En la pintura holandesa de los siglos XVI y XVII, destacan también los nombres de las pintoras Judith Leyster, Maria van Oosterwyck, Cornelia de Rijck y Maria van Pruyssen. Sirvan estas líneas como leve tributo a todas ellas.

Clara Peeters fue pionera en el género del bodegón, incorporó por primera vez el motivo del pescado y reprodujo con un prodigioso realismo alimentos diversos: dulces, frutas, aves, quesos, panes, frutos secos, alcachofas, aceitunas, cangrejos, gambas y ostras, exquisitamente dispuestos sobre la mesa en lujosas vajillas con platos de porcelana, jarras de peltre, copas doradas, cristalería veneciana o saleros, acompañados de monedas, conchas, velas o flores, que serían del gusto de las élites flamencas.

Son dignos de encomio los diminutos autorretratos que aparecen en sus cuadros, un alarde de maestría y de su necesidad de afirmación como pintora, en los que se llega a apreciar la figura de la artista con la paleta y los pinceles en las manos. Así, el ansia de reconocimiento y de trascendencia de Peeters ha quedado patente en sus autorretratos reflejados, y en sus rúbricas insertadas en el canto de los cuchillos de plata bellamente labrados. Ella, en un acto de valentía y de confianza en su talento, proyectó hacia el espectador el reflejo de sí misma en el acto de pintar.
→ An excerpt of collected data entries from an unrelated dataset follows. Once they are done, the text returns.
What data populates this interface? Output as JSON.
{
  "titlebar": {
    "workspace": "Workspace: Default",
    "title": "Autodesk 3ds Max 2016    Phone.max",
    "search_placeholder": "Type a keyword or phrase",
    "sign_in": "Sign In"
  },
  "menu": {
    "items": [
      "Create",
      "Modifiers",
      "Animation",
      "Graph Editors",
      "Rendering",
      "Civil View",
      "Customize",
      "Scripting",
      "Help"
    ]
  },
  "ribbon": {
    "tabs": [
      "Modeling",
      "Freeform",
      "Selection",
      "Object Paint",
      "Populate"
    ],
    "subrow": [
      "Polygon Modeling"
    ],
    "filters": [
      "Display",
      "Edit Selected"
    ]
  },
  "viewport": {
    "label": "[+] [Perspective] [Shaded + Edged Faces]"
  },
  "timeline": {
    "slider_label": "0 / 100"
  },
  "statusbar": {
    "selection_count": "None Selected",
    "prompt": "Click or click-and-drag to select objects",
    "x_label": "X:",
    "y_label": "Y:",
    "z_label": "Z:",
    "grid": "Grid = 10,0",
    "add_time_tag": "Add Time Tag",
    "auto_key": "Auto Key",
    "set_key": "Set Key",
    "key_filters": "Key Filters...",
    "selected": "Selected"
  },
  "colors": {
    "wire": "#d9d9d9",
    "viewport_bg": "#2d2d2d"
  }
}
Clara Peeters plasmó su rostro reflejado en la superficie brillante de los lujosos enseres transformados en arte para devolvernos la mirada desde sus lienzos, en un ejercicio prodigioso de complicidad y de autoafirmación.
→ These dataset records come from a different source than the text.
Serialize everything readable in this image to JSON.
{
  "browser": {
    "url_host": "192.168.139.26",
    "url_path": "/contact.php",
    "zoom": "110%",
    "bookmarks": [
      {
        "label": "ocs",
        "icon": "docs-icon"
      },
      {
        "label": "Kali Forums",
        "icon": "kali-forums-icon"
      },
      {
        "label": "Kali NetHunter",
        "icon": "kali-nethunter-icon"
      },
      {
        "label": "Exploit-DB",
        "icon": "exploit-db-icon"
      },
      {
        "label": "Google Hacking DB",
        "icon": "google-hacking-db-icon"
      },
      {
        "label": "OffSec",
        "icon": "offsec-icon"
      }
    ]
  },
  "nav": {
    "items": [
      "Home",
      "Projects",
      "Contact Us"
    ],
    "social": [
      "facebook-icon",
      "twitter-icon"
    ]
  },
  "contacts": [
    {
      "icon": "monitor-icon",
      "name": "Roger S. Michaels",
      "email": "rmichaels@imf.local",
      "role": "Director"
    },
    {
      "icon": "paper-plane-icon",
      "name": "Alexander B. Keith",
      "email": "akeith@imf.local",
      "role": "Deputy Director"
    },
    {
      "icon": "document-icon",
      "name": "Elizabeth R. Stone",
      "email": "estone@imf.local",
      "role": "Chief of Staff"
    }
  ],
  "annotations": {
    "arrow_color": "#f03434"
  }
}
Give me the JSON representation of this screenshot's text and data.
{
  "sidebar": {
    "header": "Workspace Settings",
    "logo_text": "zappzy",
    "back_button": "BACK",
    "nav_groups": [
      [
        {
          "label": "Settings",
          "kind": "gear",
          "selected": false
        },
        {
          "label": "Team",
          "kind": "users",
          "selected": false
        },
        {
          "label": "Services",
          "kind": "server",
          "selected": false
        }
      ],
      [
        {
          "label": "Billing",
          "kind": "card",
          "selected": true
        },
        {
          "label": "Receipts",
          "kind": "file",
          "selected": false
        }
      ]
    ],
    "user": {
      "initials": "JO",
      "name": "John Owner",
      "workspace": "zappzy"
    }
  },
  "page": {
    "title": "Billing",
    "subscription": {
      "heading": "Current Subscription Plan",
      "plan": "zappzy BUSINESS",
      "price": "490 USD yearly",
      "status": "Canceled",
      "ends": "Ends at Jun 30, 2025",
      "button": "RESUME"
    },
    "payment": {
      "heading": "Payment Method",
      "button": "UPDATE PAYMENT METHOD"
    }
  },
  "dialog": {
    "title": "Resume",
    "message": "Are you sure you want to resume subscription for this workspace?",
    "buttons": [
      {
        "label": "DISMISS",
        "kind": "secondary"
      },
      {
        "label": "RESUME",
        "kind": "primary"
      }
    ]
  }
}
Tenía razón Stefan Zweig al considerar que de todos los misterios del universo, ninguno es más profundo que el de la creación, ya que en ocasiones sobrevive a la propia época y a los tiempos venideros. A veces, «nos es dado asistir a ese milagro en una esfera sola: en la del arte», concluye Zweig.

La pintura de Peeters ha obrado ese milagro de sobrevivir a su propio tiempo y al olvido, y de conquistar por fin un espacio público sobreponiéndose a la condición femenina de su autora. La trascendencia de la artista ha quedado demostrada con el lapso de algunos siglos por la muestra que con todo merecimiento le dedica El Prado.
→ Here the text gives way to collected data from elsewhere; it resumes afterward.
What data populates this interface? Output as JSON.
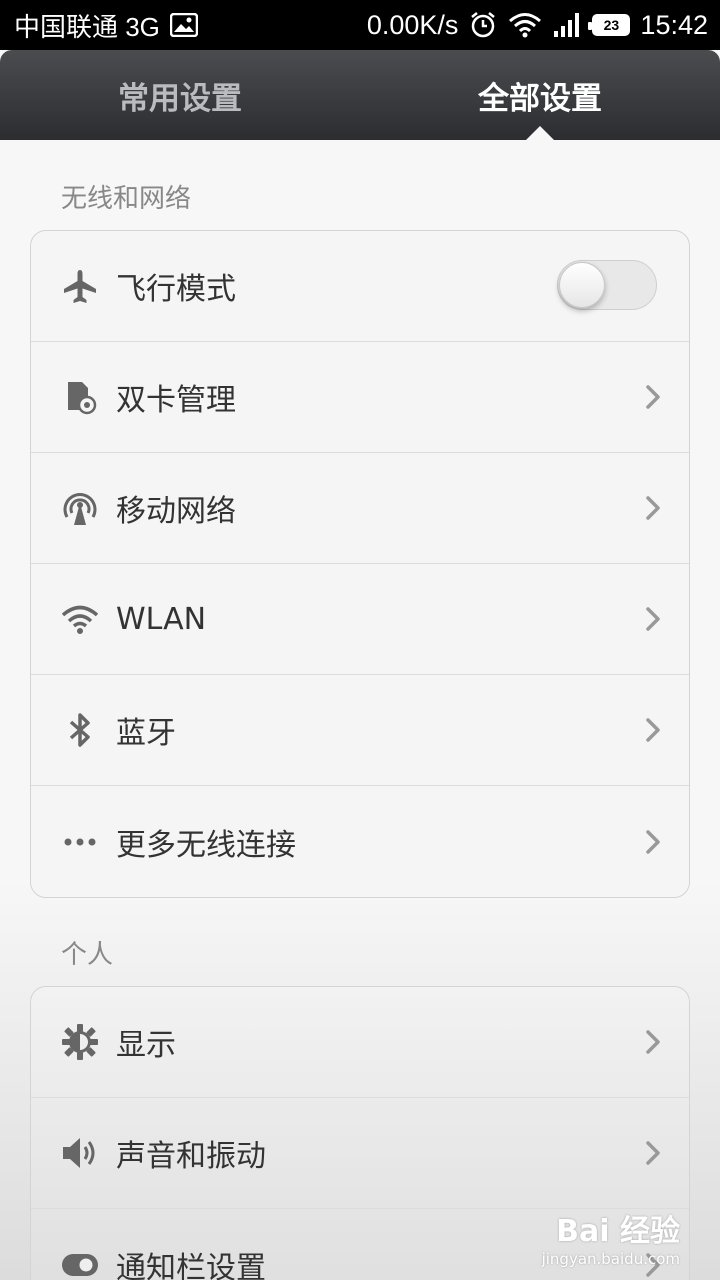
{
  "status_bar": {
    "carrier": "中国联通 3G",
    "speed": "0.00K/s",
    "battery": "23",
    "time": "15:42"
  },
  "tabs": [
    {
      "label": "常用设置",
      "active": false
    },
    {
      "label": "全部设置",
      "active": true
    }
  ],
  "sections": [
    {
      "header": "无线和网络",
      "items": [
        {
          "label": "飞行模式",
          "icon": "airplane-icon",
          "toggle": false
        },
        {
          "label": "双卡管理",
          "icon": "sim-card-icon"
        },
        {
          "label": "移动网络",
          "icon": "cellular-antenna-icon"
        },
        {
          "label": "WLAN",
          "icon": "wifi-icon"
        },
        {
          "label": "蓝牙",
          "icon": "bluetooth-icon"
        },
        {
          "label": "更多无线连接",
          "icon": "more-dots-icon"
        }
      ]
    },
    {
      "header": "个人",
      "items": [
        {
          "label": "显示",
          "icon": "brightness-icon"
        },
        {
          "label": "声音和振动",
          "icon": "speaker-icon"
        },
        {
          "label": "通知栏设置",
          "icon": "toggle-switch-icon"
        }
      ]
    }
  ],
  "watermark": {
    "logo": "Bai 经验",
    "url": "jingyan.baidu.com"
  },
  "colors": {
    "tab_bar": "#3a3c40",
    "background": "#f7f7f7",
    "text": "#333333",
    "section_header": "#888888"
  }
}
Seguramente, al comisario de la exposición, Alejandro Vergara, «le soplaron las Musas» para conceder este reconocimiento a la obra de Clara Peeters, la pintora cuyo nombre contiene las letras del de Apeles, como prueba de su especial vínculo con el pintor de la Antigüedad, y por haber sido ambos bendecidos por su inspiración.